In mathematics, particularly in series, convergence refers to whether a series approaches a specific value as you add infinitely many terms. We can test convergence by observing the sequence of partial sums.
Convergence happens when the sequence of partial sums gets closer and closer to a particular value, even as the number of terms (or \( n \)) goes to infinity. Consider the infinite geometric series \( \sum_{k=1}^{\infty} \frac{2}{3^{k}} \):

• Behavior of Terms: As \( n \) increases, each term \( a_n = \frac{2}{3^n} \) becomes smaller, meaning the new terms contribute less to the partial sums.
• Limit of Partial Sums: We find the limit of the partial sums \( \lim_{n\to\infty} S_n \). For our series, this limit equals 1, indicating convergence to this specific value.

The critical factor in determining convergence is the common ratio. If the absolute value of this ratio \( |r| \) is less than 1, the series will converge. In our example, the common ratio is \( \frac{1}{3} \), which satisfies this condition, thus the series converges to 1.

Geometric Series Formula

The geometric series formula is a powerful tool for analyzing and evaluating the sums of both finite and infinite geometric series. It provides a simple way to express the sum of a series based on its first term, common ratio, and number of terms.
For a geometric series with first term \( a_1 = \frac{2}{3} \) and common ratio \( r = \frac{1}{3} \), the sum of the first \( n \) terms, \( S_n \), is calculated using:

• The formula is given by \( S_n = \frac{a_1(1-r^n)}{1-r} \).
• The numerator represents the product of the first term and a term that decreases as \( n \) increases, given by \( 1-r^n \).
• The denominator, \( 1-r \), ensures we are dividing by the complement of the ratio, leading to simplified results.
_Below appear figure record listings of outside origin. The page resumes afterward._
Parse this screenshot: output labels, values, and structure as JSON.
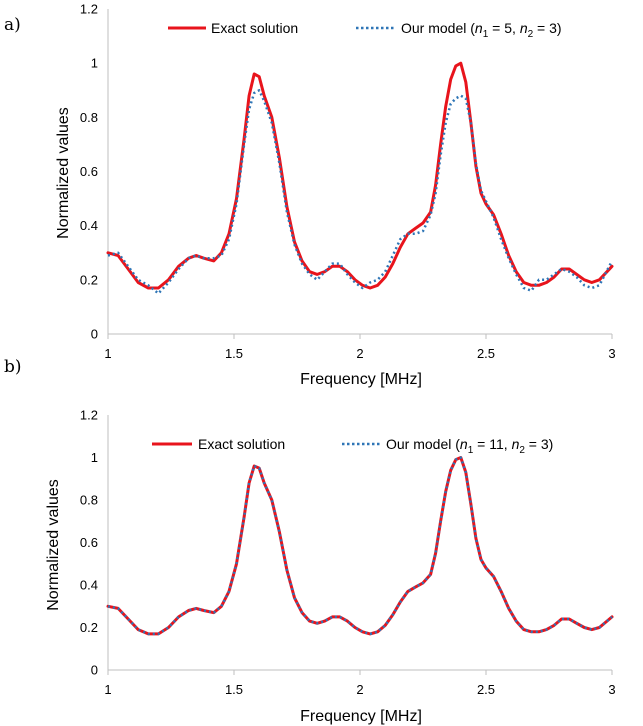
{
  "colors": {
    "exact": "#e8141c",
    "model": "#2e75b6"
  },
  "chart_data": [
    {
      "type": "line",
      "panel_label": "a)",
      "xlabel": "Frequency [MHz]",
      "ylabel": "Normalized values",
      "xlim": [
        1,
        3
      ],
      "ylim": [
        0,
        1.2
      ],
      "xticks": [
        "1",
        "1.5",
        "2",
        "2.5",
        "3"
      ],
      "yticks": [
        "0",
        "0.2",
        "0.4",
        "0.6",
        "0.8",
        "1",
        "1.2"
      ],
      "legend_position": "top",
      "series": [
        {
          "name": "Exact solution",
          "style": "solid",
          "x": [
            1.0,
            1.04,
            1.08,
            1.12,
            1.16,
            1.2,
            1.24,
            1.28,
            1.32,
            1.35,
            1.38,
            1.42,
            1.45,
            1.48,
            1.51,
            1.54,
            1.56,
            1.58,
            1.6,
            1.62,
            1.65,
            1.68,
            1.71,
            1.74,
            1.77,
            1.8,
            1.83,
            1.86,
            1.89,
            1.92,
            1.95,
            1.98,
            2.01,
            2.04,
            2.07,
            2.1,
            2.13,
            2.16,
            2.19,
            2.22,
            2.25,
            2.28,
            2.3,
            2.32,
            2.34,
            2.36,
            2.38,
            2.4,
            2.42,
            2.44,
            2.46,
            2.48,
            2.5,
            2.53,
            2.56,
            2.59,
            2.62,
            2.65,
            2.68,
            2.71,
            2.74,
            2.77,
            2.8,
            2.83,
            2.86,
            2.89,
            2.92,
            2.95,
            3.0
          ],
          "y": [
            0.3,
            0.29,
            0.24,
            0.19,
            0.17,
            0.17,
            0.2,
            0.25,
            0.28,
            0.29,
            0.28,
            0.27,
            0.3,
            0.37,
            0.5,
            0.72,
            0.88,
            0.96,
            0.95,
            0.88,
            0.8,
            0.65,
            0.47,
            0.34,
            0.27,
            0.23,
            0.22,
            0.23,
            0.25,
            0.25,
            0.23,
            0.2,
            0.18,
            0.17,
            0.18,
            0.21,
            0.26,
            0.32,
            0.37,
            0.39,
            0.41,
            0.45,
            0.55,
            0.7,
            0.84,
            0.94,
            0.99,
            1.0,
            0.93,
            0.78,
            0.62,
            0.52,
            0.48,
            0.44,
            0.37,
            0.29,
            0.23,
            0.19,
            0.18,
            0.18,
            0.19,
            0.21,
            0.24,
            0.24,
            0.22,
            0.2,
            0.19,
            0.2,
            0.25
          ]
        },
        {
          "name": "Our model (n1 = 5, n2 = 3)",
          "style": "dotted",
          "x": [
            1.0,
            1.04,
            1.08,
            1.12,
            1.16,
            1.2,
            1.24,
            1.28,
            1.32,
            1.35,
            1.38,
            1.42,
            1.45,
            1.48,
            1.51,
            1.54,
            1.56,
            1.58,
            1.6,
            1.62,
            1.65,
            1.68,
            1.71,
            1.74,
            1.77,
            1.8,
            1.83,
            1.86,
            1.89,
            1.92,
            1.95,
            1.98,
            2.01,
            2.04,
            2.07,
            2.1,
            2.13,
            2.16,
            2.19,
            2.22,
            2.25,
            2.28,
            2.3,
            2.32,
            2.34,
            2.36,
            2.38,
            2.4,
            2.42,
            2.44,
            2.46,
            2.48,
            2.5,
            2.53,
            2.56,
            2.59,
            2.62,
            2.65,
            2.68,
            2.71,
            2.74,
            2.77,
            2.8,
            2.83,
            2.86,
            2.89,
            2.92,
            2.95,
            3.0
          ],
          "y": [
            0.29,
            0.3,
            0.25,
            0.2,
            0.18,
            0.15,
            0.19,
            0.24,
            0.28,
            0.29,
            0.28,
            0.28,
            0.29,
            0.35,
            0.48,
            0.7,
            0.83,
            0.89,
            0.9,
            0.86,
            0.78,
            0.63,
            0.45,
            0.33,
            0.26,
            0.22,
            0.2,
            0.23,
            0.26,
            0.26,
            0.22,
            0.19,
            0.17,
            0.19,
            0.2,
            0.23,
            0.29,
            0.35,
            0.37,
            0.37,
            0.38,
            0.44,
            0.52,
            0.66,
            0.78,
            0.85,
            0.87,
            0.88,
            0.87,
            0.78,
            0.63,
            0.53,
            0.49,
            0.43,
            0.35,
            0.28,
            0.22,
            0.17,
            0.16,
            0.2,
            0.2,
            0.22,
            0.24,
            0.23,
            0.21,
            0.18,
            0.17,
            0.18,
            0.27
          ]
        }
      ]
    },
    {
      "type": "line",
      "panel_label": "b)",
      "xlabel": "Frequency [MHz]",
      "ylabel": "Normalized values",
      "xlim": [
        1,
        3
      ],
      "ylim": [
        0,
        1.2
      ],
      "xticks": [
        "1",
        "1.5",
        "2",
        "2.5",
        "3"
      ],
      "yticks": [
        "0",
        "0.2",
        "0.4",
        "0.6",
        "0.8",
        "1",
        "1.2"
      ],
      "legend_position": "top",
      "series": [
        {
          "name": "Exact solution",
          "style": "solid",
          "x": [
            1.0,
            1.04,
            1.08,
            1.12,
            1.16,
            1.2,
            1.24,
            1.28,
            1.32,
            1.35,
            1.38,
            1.42,
            1.45,
            1.48,
            1.51,
            1.54,
            1.56,
            1.58,
            1.6,
            1.62,
            1.65,
            1.68,
            1.71,
            1.74,
            1.77,
            1.8,
            1.83,
            1.86,
            1.89,
            1.92,
            1.95,
            1.98,
            2.01,
            2.04,
            2.07,
            2.1,
            2.13,
            2.16,
            2.19,
            2.22,
            2.25,
            2.28,
            2.3,
            2.32,
            2.34,
            2.36,
            2.38,
            2.4,
            2.42,
            2.44,
            2.46,
            2.48,
            2.5,
            2.53,
            2.56,
            2.59,
            2.62,
            2.65,
            2.68,
            2.71,
            2.74,
            2.77,
            2.8,
            2.83,
            2.86,
            2.89,
            2.92,
            2.95,
            3.0
          ],
          "y": [
            0.3,
            0.29,
            0.24,
            0.19,
            0.17,
            0.17,
            0.2,
            0.25,
            0.28,
            0.29,
            0.28,
            0.27,
            0.3,
            0.37,
            0.5,
            0.72,
            0.88,
            0.96,
            0.95,
            0.88,
            0.8,
            0.65,
            0.47,
            0.34,
            0.27,
            0.23,
            0.22,
            0.23,
            0.25,
            0.25,
            0.23,
            0.2,
            0.18,
            0.17,
            0.18,
            0.21,
            0.26,
            0.32,
            0.37,
            0.39,
            0.41,
            0.45,
            0.55,
            0.7,
            0.84,
            0.94,
            0.99,
            1.0,
            0.93,
            0.78,
            0.62,
            0.52,
            0.48,
            0.44,
            0.37,
            0.29,
            0.23,
            0.19,
            0.18,
            0.18,
            0.19,
            0.21,
            0.24,
            0.24,
            0.22,
            0.2,
            0.19,
            0.2,
            0.25
          ]
        },
        {
          "name": "Our model (n1 = 11, n2 = 3)",
          "style": "dotted",
          "x": [
            1.0,
            1.04,
            1.08,
            1.12,
            1.16,
            1.2,
            1.24,
            1.28,
            1.32,
            1.35,
            1.38,
            1.42,
            1.45,
            1.48,
            1.51,
            1.54,
            1.56,
            1.58,
            1.6,
            1.62,
            1.65,
            1.68,
            1.71,
            1.74,
            1.77,
            1.8,
            1.83,
            1.86,
            1.89,
            1.92,
            1.95,
            1.98,
            2.01,
            2.04,
            2.07,
            2.1,
            2.13,
            2.16,
            2.19,
            2.22,
            2.25,
            2.28,
            2.3,
            2.32,
            2.34,
            2.36,
            2.38,
            2.4,
            2.42,
            2.44,
            2.46,
            2.48,
            2.5,
            2.53,
            2.56,
            2.59,
            2.62,
            2.65,
            2.68,
            2.71,
            2.74,
            2.77,
            2.8,
            2.83,
            2.86,
            2.89,
            2.92,
            2.95,
            3.0
          ],
          "y": [
            0.3,
            0.29,
            0.24,
            0.19,
            0.17,
            0.17,
            0.2,
            0.25,
            0.28,
            0.29,
            0.28,
            0.27,
            0.3,
            0.37,
            0.5,
            0.72,
            0.88,
            0.96,
            0.95,
            0.88,
            0.8,
            0.65,
            0.47,
            0.34,
            0.27,
            0.23,
            0.22,
            0.23,
            0.25,
            0.25,
            0.23,
            0.2,
            0.18,
            0.17,
            0.18,
            0.21,
            0.26,
            0.32,
            0.37,
            0.39,
            0.41,
            0.45,
            0.55,
            0.7,
            0.84,
            0.94,
            0.99,
            1.0,
            0.93,
            0.78,
            0.62,
            0.52,
            0.48,
            0.44,
            0.37,
            0.29,
            0.23,
            0.19,
            0.18,
            0.18,
            0.19,
            0.21,
            0.24,
            0.24,
            0.22,
            0.2,
            0.19,
            0.2,
            0.25
          ]
        }
      ]
    }
  ],
  "legend_text": {
    "a": {
      "exact": "Exact solution",
      "model_prefix": "Our model (",
      "n1_val": " = 5, ",
      "n2_val": " = 3)"
    },
    "b": {
      "exact": "Exact solution",
      "model_prefix": "Our model (",
      "n1_val": " = 11, ",
      "n2_val": " = 3)"
    },
    "n": "n",
    "sub1": "1",
    "sub2": "2"
  }
}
When \( n \) becomes very large, as in an infinite series, the term \( r^n \) approaches zero if \( |r| < 1 \). This effectively gives the sum of an infinite geometric series:
\( S = \frac{a_1}{1-r} \)
In practical terms, for our series \( \sum_{k=1}^{\infty} \frac{2}{3^{k}} \), we substitute to find that it converges to the value 1, confirming what was previously derived by the limit of partial sums.